4.2 Egalitarian gender role attitudes according to participants’ genders and gender preferences

In addition, in some situations for android-type robots and in all situations for machine-type robots, the equality orientation in gender role attitudes was shown to be higher for those who were not specific about their preference for a robot’s gender. Therefore, people with a low gender bias were less likely to have a gender bias toward robots, and the introduction of a robot with a specific gender did not increase any gender bias. In this regard, the problem is not associated with the design of the robot but the gender bias that people already have toward one another. Therefore, to intervene in and solve the problem of gender bias against robots, educating people about gender bias is an effective solution. Moreover, for people with a pre-existing gender bias, the introduction of gender in the design of a robot may increase this bias.
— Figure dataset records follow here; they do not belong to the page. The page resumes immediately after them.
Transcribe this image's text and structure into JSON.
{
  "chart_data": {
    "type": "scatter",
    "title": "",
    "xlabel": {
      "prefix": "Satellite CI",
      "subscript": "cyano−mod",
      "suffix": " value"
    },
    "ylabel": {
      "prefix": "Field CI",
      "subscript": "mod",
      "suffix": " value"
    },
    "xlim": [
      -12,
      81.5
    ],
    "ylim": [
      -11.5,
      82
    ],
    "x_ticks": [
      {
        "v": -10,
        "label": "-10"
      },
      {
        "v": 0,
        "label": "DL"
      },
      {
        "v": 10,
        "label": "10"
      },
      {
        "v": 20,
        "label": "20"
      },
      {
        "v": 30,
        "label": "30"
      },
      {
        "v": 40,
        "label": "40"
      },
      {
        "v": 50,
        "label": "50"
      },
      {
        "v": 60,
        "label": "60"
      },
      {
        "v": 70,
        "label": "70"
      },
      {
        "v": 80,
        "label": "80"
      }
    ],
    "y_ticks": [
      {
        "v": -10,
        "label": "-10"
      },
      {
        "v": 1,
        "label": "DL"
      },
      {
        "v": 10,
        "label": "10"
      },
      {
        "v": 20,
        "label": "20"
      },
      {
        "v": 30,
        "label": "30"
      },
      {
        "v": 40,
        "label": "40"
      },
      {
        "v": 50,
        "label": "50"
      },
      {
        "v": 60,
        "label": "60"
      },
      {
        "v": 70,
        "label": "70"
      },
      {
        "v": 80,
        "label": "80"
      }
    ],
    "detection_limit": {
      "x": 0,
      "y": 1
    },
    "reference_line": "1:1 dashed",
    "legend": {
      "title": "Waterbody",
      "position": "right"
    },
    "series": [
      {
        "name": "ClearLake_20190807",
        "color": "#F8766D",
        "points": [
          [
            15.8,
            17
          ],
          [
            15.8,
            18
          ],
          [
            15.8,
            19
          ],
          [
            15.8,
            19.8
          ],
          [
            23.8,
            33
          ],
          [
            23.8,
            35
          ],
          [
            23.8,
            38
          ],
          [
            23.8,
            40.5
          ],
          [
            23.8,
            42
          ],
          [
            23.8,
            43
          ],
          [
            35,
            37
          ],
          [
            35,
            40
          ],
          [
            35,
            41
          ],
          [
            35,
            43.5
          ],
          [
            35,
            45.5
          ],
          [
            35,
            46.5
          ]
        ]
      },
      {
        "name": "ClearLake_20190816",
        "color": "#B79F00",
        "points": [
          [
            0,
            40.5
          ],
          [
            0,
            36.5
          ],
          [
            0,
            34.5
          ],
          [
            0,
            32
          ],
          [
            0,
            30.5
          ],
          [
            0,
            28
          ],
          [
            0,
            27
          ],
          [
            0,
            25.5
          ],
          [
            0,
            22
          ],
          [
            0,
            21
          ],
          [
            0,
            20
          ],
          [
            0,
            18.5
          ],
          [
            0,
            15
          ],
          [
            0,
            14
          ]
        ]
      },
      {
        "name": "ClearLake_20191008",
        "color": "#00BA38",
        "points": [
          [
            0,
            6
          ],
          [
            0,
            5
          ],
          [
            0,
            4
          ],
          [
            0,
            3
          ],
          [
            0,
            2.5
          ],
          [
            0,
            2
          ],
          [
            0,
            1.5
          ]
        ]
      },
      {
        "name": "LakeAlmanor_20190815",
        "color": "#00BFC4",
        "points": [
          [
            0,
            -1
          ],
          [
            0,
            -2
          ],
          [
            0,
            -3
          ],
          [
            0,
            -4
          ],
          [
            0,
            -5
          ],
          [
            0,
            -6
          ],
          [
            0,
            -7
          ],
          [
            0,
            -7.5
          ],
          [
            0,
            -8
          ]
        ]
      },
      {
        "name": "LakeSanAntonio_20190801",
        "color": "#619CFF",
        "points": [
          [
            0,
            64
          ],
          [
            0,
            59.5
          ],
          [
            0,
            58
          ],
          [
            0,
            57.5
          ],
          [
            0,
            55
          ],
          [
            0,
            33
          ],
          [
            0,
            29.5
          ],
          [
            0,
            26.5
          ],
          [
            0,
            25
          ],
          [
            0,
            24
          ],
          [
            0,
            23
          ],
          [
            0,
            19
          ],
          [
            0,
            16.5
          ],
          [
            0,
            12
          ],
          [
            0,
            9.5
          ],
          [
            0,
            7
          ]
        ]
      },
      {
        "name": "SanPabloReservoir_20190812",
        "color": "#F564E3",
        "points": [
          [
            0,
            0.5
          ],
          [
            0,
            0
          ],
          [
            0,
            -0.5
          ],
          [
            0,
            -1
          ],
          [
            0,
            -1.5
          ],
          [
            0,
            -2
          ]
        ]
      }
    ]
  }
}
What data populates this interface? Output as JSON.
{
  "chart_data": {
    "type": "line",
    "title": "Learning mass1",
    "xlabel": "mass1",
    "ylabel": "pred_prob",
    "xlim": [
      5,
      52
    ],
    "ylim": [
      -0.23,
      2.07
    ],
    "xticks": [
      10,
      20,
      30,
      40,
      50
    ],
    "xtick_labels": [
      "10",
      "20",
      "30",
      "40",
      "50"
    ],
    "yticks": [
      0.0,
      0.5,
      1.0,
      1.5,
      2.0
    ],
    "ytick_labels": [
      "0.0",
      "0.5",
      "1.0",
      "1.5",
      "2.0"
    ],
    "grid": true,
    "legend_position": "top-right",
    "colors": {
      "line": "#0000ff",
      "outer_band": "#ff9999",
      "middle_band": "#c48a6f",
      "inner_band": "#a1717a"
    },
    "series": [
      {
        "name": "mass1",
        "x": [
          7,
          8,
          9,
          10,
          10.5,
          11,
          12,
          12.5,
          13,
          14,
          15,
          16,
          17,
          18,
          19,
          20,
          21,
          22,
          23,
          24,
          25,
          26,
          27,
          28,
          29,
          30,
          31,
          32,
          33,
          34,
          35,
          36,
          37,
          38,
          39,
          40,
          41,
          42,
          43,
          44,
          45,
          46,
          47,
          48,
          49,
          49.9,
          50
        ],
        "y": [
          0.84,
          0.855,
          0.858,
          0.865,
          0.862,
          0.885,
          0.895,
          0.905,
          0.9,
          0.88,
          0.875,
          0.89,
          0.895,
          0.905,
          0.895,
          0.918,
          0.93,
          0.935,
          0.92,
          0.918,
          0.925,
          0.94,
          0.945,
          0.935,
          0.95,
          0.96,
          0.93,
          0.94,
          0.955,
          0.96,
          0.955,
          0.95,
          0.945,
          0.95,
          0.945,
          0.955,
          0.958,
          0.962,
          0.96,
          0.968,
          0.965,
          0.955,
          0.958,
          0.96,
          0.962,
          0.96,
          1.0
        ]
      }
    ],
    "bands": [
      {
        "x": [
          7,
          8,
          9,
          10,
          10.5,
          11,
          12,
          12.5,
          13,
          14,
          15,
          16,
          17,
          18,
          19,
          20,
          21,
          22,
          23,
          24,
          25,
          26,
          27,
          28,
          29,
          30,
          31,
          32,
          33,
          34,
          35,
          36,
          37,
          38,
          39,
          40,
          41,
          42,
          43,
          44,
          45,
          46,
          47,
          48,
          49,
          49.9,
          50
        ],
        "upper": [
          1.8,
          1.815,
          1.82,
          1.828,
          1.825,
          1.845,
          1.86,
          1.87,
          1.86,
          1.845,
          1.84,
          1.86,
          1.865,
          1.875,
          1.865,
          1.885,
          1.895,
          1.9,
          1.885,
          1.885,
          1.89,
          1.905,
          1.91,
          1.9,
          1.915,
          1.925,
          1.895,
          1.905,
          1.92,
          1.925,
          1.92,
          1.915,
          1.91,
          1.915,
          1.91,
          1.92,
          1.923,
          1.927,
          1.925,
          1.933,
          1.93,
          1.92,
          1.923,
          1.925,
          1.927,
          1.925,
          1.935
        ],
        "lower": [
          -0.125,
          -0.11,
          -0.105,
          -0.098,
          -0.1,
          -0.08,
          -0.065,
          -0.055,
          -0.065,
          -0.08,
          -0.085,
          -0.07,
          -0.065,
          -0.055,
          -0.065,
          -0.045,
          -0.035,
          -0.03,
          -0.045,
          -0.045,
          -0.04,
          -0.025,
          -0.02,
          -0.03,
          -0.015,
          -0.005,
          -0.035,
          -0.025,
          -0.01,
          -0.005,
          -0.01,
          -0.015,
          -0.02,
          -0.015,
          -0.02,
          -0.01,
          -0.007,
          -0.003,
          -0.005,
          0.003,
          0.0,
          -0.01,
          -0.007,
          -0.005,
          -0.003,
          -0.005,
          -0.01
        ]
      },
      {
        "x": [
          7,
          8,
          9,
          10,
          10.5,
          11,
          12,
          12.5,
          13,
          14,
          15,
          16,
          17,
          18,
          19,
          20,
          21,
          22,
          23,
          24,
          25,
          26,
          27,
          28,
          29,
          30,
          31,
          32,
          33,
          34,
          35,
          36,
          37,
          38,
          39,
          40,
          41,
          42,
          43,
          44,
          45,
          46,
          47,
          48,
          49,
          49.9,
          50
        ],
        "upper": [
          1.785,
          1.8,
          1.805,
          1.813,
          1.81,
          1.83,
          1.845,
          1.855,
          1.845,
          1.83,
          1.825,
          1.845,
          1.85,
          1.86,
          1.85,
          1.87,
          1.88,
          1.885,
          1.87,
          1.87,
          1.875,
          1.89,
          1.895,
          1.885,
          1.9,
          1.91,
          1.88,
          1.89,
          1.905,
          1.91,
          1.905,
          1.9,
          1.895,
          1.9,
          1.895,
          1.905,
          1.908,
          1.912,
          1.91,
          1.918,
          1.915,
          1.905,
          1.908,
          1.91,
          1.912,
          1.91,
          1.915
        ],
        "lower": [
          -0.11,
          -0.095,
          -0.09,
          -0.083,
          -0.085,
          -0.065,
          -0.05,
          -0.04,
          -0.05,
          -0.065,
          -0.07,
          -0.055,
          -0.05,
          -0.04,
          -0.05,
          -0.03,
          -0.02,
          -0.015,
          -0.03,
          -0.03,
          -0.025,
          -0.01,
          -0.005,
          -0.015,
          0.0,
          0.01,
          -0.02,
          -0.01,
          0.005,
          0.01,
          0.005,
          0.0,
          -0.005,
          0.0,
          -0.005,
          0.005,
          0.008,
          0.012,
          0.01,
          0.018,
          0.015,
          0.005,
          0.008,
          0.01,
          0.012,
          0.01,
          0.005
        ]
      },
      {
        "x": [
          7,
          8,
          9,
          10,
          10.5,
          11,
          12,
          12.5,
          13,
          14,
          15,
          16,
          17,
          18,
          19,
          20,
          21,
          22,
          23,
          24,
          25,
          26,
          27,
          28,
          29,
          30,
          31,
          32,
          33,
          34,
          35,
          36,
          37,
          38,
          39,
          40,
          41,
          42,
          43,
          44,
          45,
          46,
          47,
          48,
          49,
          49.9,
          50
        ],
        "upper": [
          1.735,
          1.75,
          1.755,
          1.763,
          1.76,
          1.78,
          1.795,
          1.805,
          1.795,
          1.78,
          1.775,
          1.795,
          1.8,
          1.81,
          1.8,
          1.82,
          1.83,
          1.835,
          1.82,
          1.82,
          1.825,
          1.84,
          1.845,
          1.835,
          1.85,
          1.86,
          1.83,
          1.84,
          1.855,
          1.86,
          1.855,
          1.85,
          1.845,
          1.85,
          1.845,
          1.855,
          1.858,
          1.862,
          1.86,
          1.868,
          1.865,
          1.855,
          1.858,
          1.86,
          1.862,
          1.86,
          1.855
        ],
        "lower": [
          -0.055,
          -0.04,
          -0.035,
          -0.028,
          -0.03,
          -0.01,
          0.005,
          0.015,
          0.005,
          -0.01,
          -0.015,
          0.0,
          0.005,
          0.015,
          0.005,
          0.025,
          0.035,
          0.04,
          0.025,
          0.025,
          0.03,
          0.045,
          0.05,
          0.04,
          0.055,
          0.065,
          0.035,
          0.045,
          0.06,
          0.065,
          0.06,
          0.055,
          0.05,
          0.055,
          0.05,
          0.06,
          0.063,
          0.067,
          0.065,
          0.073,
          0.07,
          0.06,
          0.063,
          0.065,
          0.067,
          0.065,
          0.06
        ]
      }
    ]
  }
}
It is important to examine this point in the future.

Although it has been reported that gendered robots may lead to the reproduction of gender stereotypes (Marchetti-Bowick 2009; Robertson 2010; Weber and Bath 2007), the present results do not suggest this, at least not in the context of this empirical study. An investigation into whether this is related to the culture of Japan or whether it is limited to the situation examined in this study will need to be conducted in the future.

The results also showed that numerous respondents did not prefer the gender of their communication robot. Based on this viewpoint, there is no need to introduce a robot that specifies its gender, thereby preventing the reproduction of gender stereotypes.

4.3 Implications

In Japan, when robots are introduced into daily life, there is no need to give them a specific gender appearance. Although providing a robot with a feminine appearance may be preferable to some due to past traditions, presently, it may be more appropriate to introduce robots with a gender-neutral appearance to avoid reproducing any gender bias. There is also the possibility that introducing these kinds of robots will be more acceptable abroad. Certainly, there may be cases where it is better to assign a gender depending on the characteristics of the situation or purpose, but it should be done with careful consideration.